Liste di Attesa e Fascicolo Sanitario Elettronico

La Fondazione Gimbe denuncia ritardi, inadempienze e disparità regionali   

 

Continuano i ritardi e le inadempienze nella nostra sanità pubblica. «Nonostante gli annunci e le dichiarazioni – sottolinea la Fondazione Gimbe in un comunicato dello scorso 11 giugno – il Decreto Legge sulle liste d’attesa (DL 73/2024) non ha ancora prodotto benefici concreti per i cittadini. A un anno esatto dalla sua pubblicazione, l’attuazione delle misure è stata prima bloccata dalla lunga gestazione del decreto attuativo sulla piattaforma nazionale, poi tenuta in ostaggio dal conflitto istituzionale tra Governo e Regioni sul decreto relativo ai poteri sostitutivi».

 

Dei sei decreti attuativi previsti dal DL Liste d’attesa solo tre sono stati pubblicati in Gazzetta Ufficiale, lo scorso aprile. Dei rimanenti, uno è scaduto da oltre nove mesi e due non hanno una scadenza definita.

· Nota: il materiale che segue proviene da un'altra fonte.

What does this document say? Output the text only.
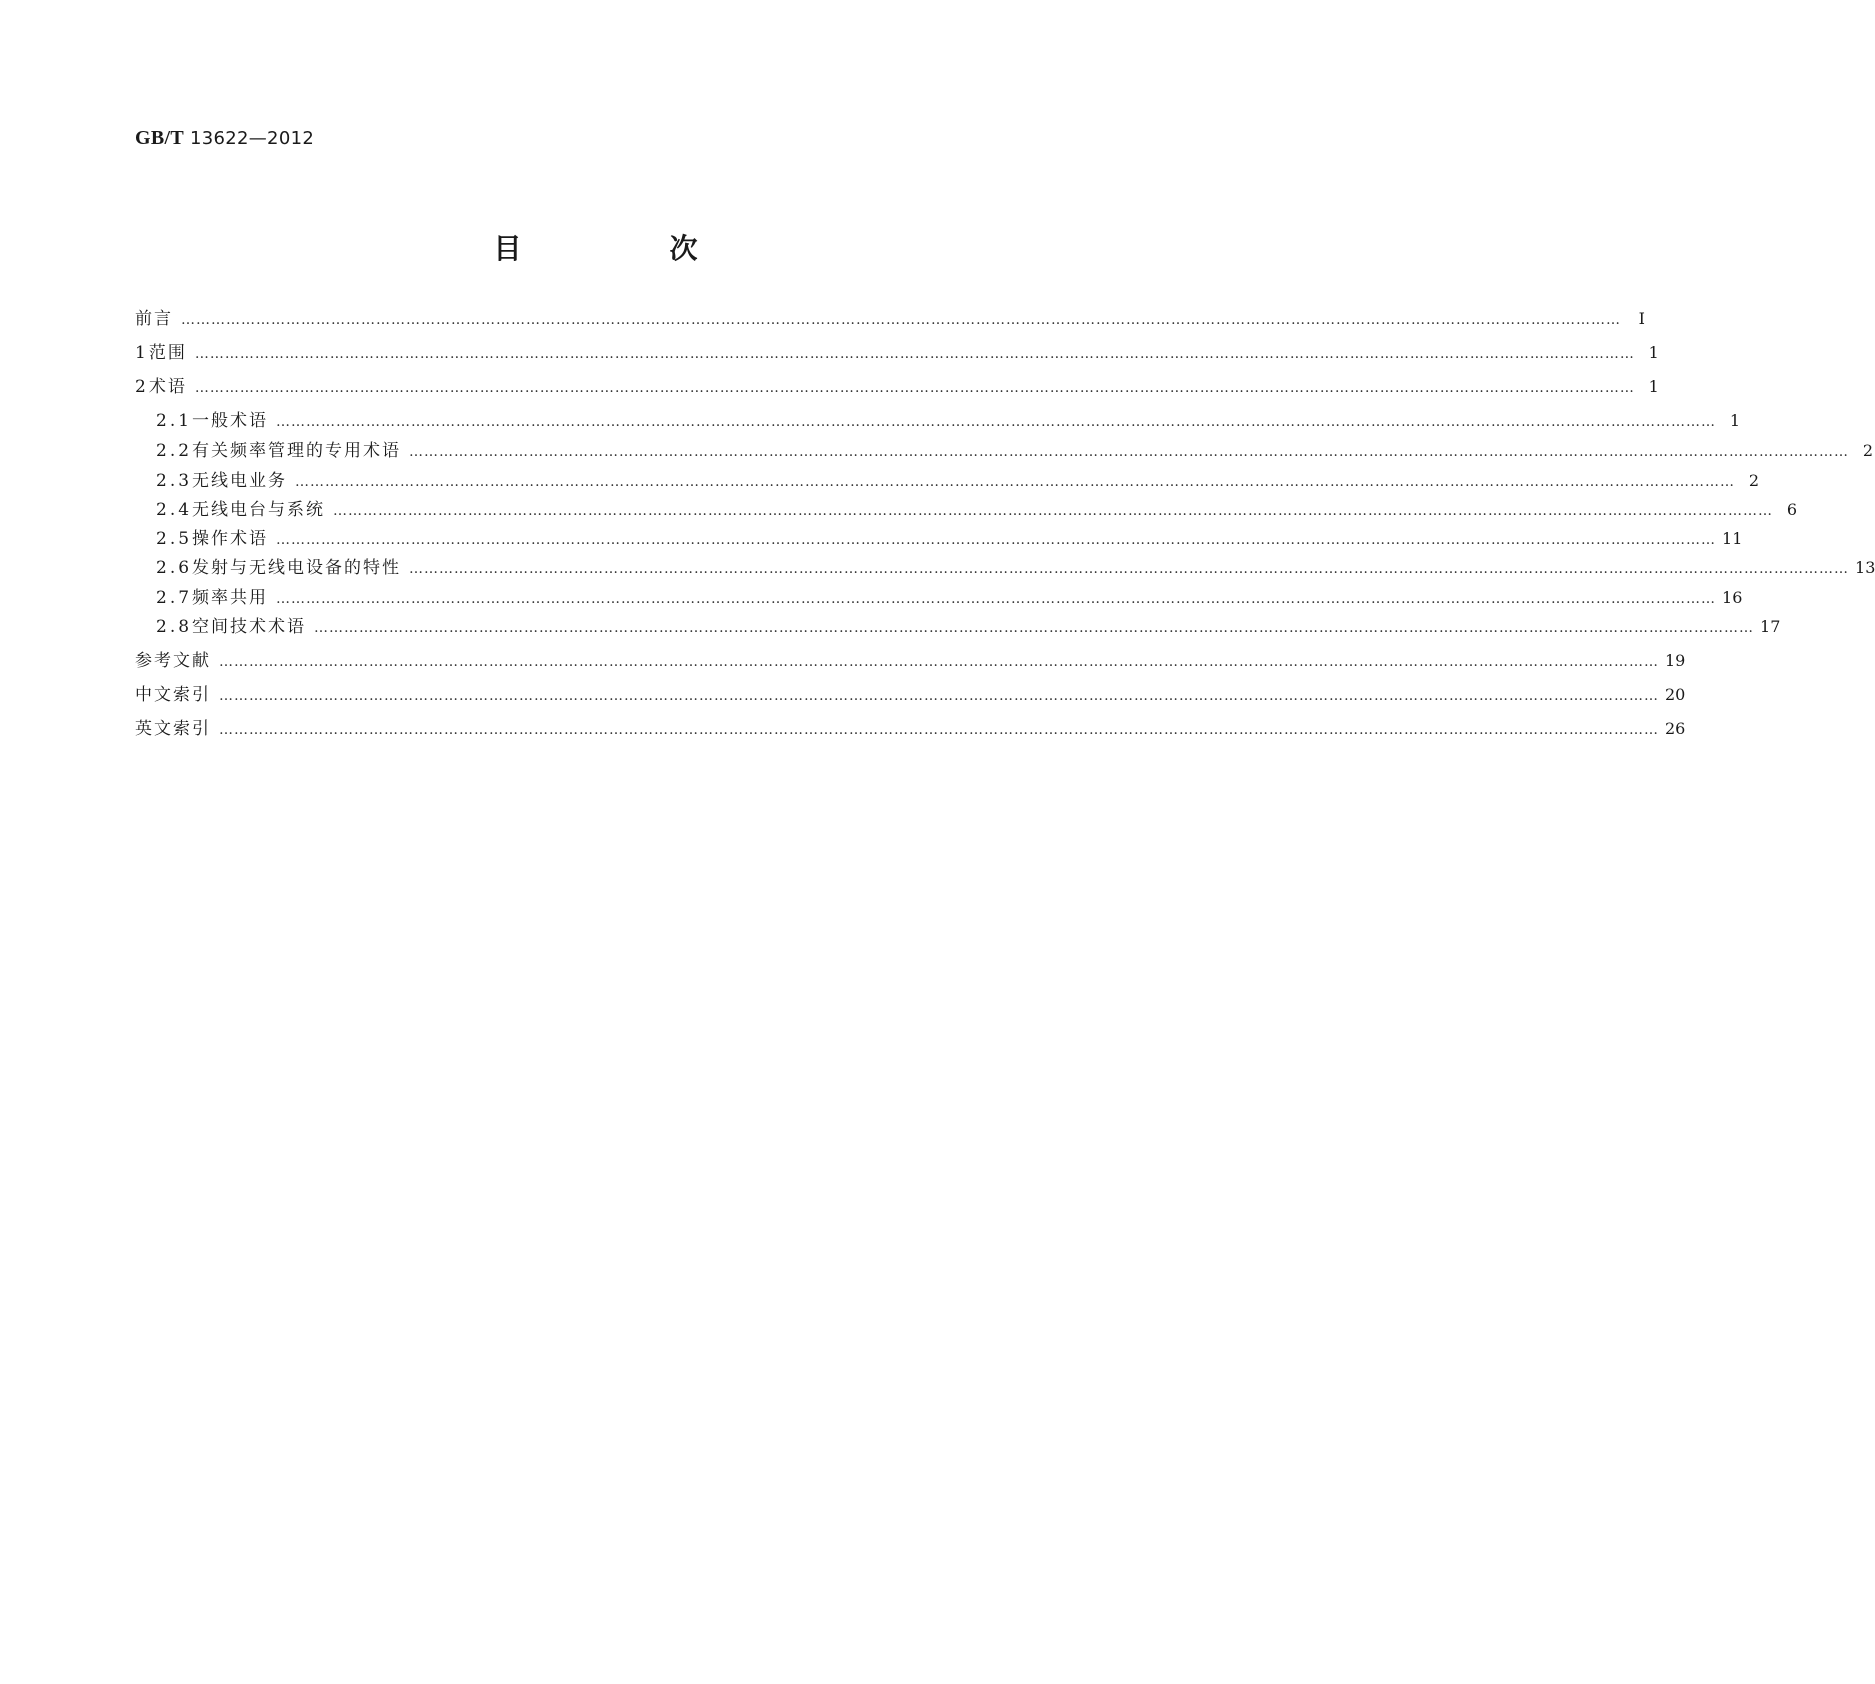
GB/T 13622—2012
目　次
前言 ………………………………………………………………………………………………………………………………………………………………………………………………………………………………………………………………	Ⅰ
1 范围 ……………………………………………………………………………………………………………………………………………………………………………………………………………………………………………………………… 1
2 术语 ……………………………………………………………………………………………………………………………………………………………………………………………………………………………………………………………… 1
2.1 一般术语 ……………………………………………………………………………………………………………………………………………………………………………………………………………………………………………………………… 1
2.2 有关频率管理的专用术语 ……………………………………………………………………………………………………………………………………………………………………………………………………………………………………………………………… 2
2.3 无线电业务 ……………………………………………………………………………………………………………………………………………………………………………………………………………………………………………………………… 2
2.4 无线电台与系统 ……………………………………………………………………………………………………………………………………………………………………………………………………………………………………………………………… 6
2.5 操作术语 ……………………………………………………………………………………………………………………………………………………………………………………………………………………………………………………………… 11
2.6 发射与无线电设备的特性 ……………………………………………………………………………………………………………………………………………………………………………………………………………………………………………………………… 13
2.7 频率共用 ……………………………………………………………………………………………………………………………………………………………………………………………………………………………………………………………… 16
2.8 空间技术术语 ……………………………………………………………………………………………………………………………………………………………………………………………………………………………………………………………… 17
参考文献 ……………………………………………………………………………………………………………………………………………………………………………………………………………………………………………………………… 19
中文索引 ……………………………………………………………………………………………………………………………………………………………………………………………………………………………………………………………… 20
英文索引 ……………………………………………………………………………………………………………………………………………………………………………………………………………………………………………………………… 26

Il sistema di monitoraggio nazionale, per verificare l’avanzamento delle visite e dell’eventuale calo dei tempi d’attesa, è in realtà operativo, «ad oggi  non esiste però – commenta il presidente di Gimbe, Nino Cartarbellotta – alcun dataset pubblico che documenti una riduzione dei tempi di attesa. Qualsiasi valutazione sull’efficacia del Decreto potrà essere condotta solo quando i dati saranno resi accessibili in modo trasparente».

 

Con le persone che continuano a rinunciare alle cure: secondo l’Istat, nel 2024 una persona su dieci ha rinunciato ad almeno una prestazione sanitaria, il 6,8% a causa delle lunghe liste di attesa e il 5,3% per ragioni economiche. E la motivazione relativa alle liste di attesa è cresciuta del 51% rispetto al 2023.

 

Non va meglio per l’applicazione del Fascicolo Sanitario Elettronico (FSE). In occasione del 9° Forum Mediterraneo in Sanità, dello scorso 16 luglio a Bari, la Fondazione Gibe ha presentato i dati aggiornati sulla diffusione e l’utilizzo del Fascicolo Sanitario Elettronico nelle Regioni italiane. L’analisi indipendente restituisce un quadro chiaro: lo strumento chiave della trasformazione digitale procede a velocità diverse, generando nuove forme di disuguaglianza.

 

Ad oggi, solo quattro tipologie di documenti sanitari risultano disponibili in tutte le Regioni e appena il 42% dei cittadini ha espresso il consenso alla consultazione dei propri dati, con divari abissali e percentuali irrisorie nel Mezzogiorno: si passa dall’1% in Abruzzo, Calabria e Campania al 92% in Emilia-Romagna. Per non parlare dei Servizi digitalizzati: solo la Toscana (56%) e il Lazio (51%) superano la soglia del 50% dei servizi attivati, mentre all’estremo opposto, in Calabria la disponibilità si ferma al 7%, in Sicilia al 9%, nella Provincia di Bolzano all’11%, nelle Marche al 13%, in Campania al 18%. Una frattura che, come ha sottolineato anche il Ministro Schillaci lo scorso 25 giugno alla Camera, «non è solo un problema tecnico, ma è una questione di equità nell’accesso alle cure».

 

«Il Fascicolo Sanitario Elettronico – afferma infine Nino Cartabellotta – dovrebbe essere la chiave per migliorare accessibilità, continuità delle cure e integrazione dei servizi sanitari e socio-sanitari. Ma oggi, per milioni di cittadini, resta uno strumento ben lontano dalla piena operatività. Il divario digitale tra le Regioni, se non colmato rapidamente, rischia di trasformarsi in una nuova forma di esclusione sanitaria».